The following outlines steps on how to enable SSL for a NearlyFreeSpeech hosted site. The SSL service used in this example is Namecheap’s PositiveSSL.
Hosted service with NearlyFreeSpeech with SSH access.
A purchased PositiveSSL certificate from Namecheap.
Prepare a directory on your NearlyFreeSpeech server and move into it:
$ mkdir /home/protected/ssl
$ cd /home/protected/ssl
Generate your private key and csr (certificate signing Request) file (adjust
myserver
to your own domain, if desired):
$ openssl req -new -newkey rsa:2048 -nodes -keyout myserver.key -out myserver.csr
Generating a 2048 bit RSA private key
...
The command will prompt you with a series of questions. Provide:
Your country name code, state/province, city.
Enter your company name and unit name; or just NA
for an individual.
For common name, enter the domain you wish to enable the certificate for (for
example, www.example.org
).
Provide your Email address.
Default values for the rest.
After generation, you should have two (2) files:
File |
Description |
---|---|
myserver.key |
Private Key File |
myserver.csr |
Certificate Signing Request File |
With a purchased SSL certificate from Namecheap, start the activation process
(an “Activate” button should exist for your newly purchased key). The start of
the activation process will ask your for your CSR. Copy-n-paste the content from
your myserver.csr
file into the input. Validate that your “Primary Domain”
matches your target domain. For “Server Type”, ensure the option with
Apache
is selected. Complete the confirmation process.
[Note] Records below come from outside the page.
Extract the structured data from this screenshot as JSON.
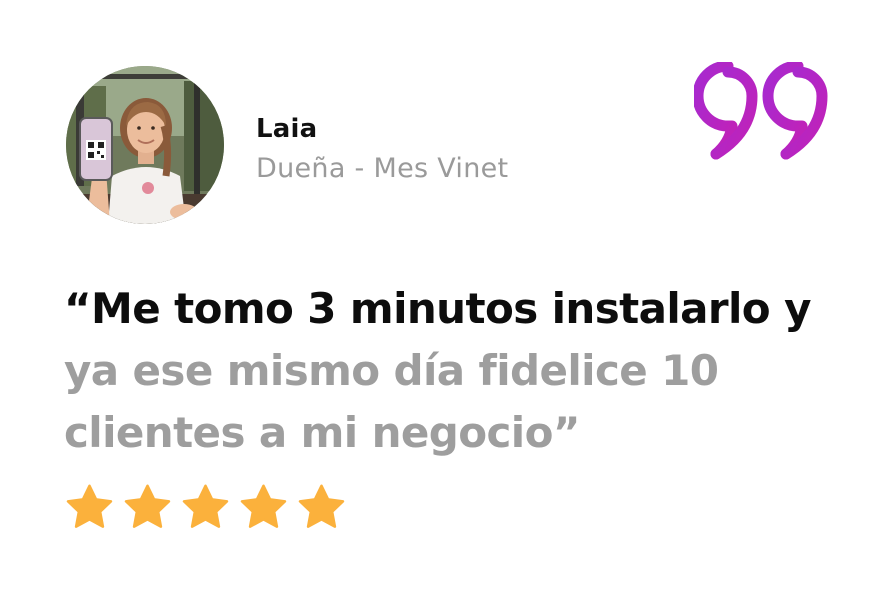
{
  "reviewer": {
    "name": "Laia",
    "role": "Dueña - Mes Vinet",
    "avatar_icon": "person-holding-qr-card-photo"
  },
  "quote_icon": "quote-mark-icon",
  "quote_color": "#b026c8",
  "testimonial": {
    "lines": [
      "“Me tomo 3 minutos instalarlo y",
      "ya ese mismo día fidelice 10",
      "clientes a mi negocio”"
    ]
  },
  "rating": {
    "stars": 5,
    "max": 5,
    "star_color": "#fbb13c"
  }
}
When your certificate moves from to you should be able to download the certificate by going to “Details –> Download Certificate”. This will invoke a download of a ZIP file which contains the following important files:
File |
Description |
---|---|
www_example_org.ca-bundle |
The Certificate Chain |
www_example_org.crt |
Your Certificate |
Upload both the ca-bundle
and crt
files to your /home/protected/ssl
directory.
Verify your certificate by using the following command:
$ openssl verify -untrusted www_example_org.ca-bundle www_example_org.crt
www_example_org.crt: OK
Enable TLS on your site by invoking the following command:
$ cat myserver.key www_example_org.crt www_example_org.ca-bundle | nfsn -i set-tls
INFO: Enabling TLS for example.org
INFO: Enabling front-end HTTPS for example.org
INFO: Enabling TLS for www.example.org
INFO: Enabling front-end HTTPS for www.example.org
INFO: Flagging canonical name as HTTPS-enabled.
e4: OK (example.org, www.example.org)
e3: OK (example.org, www.example.org)
e6: OK (example.org, www.example.org)
e5: OK (example.org, www.example.org)
OK: Setup was fully confirmed.
In a few moments, your certificate should be up and running.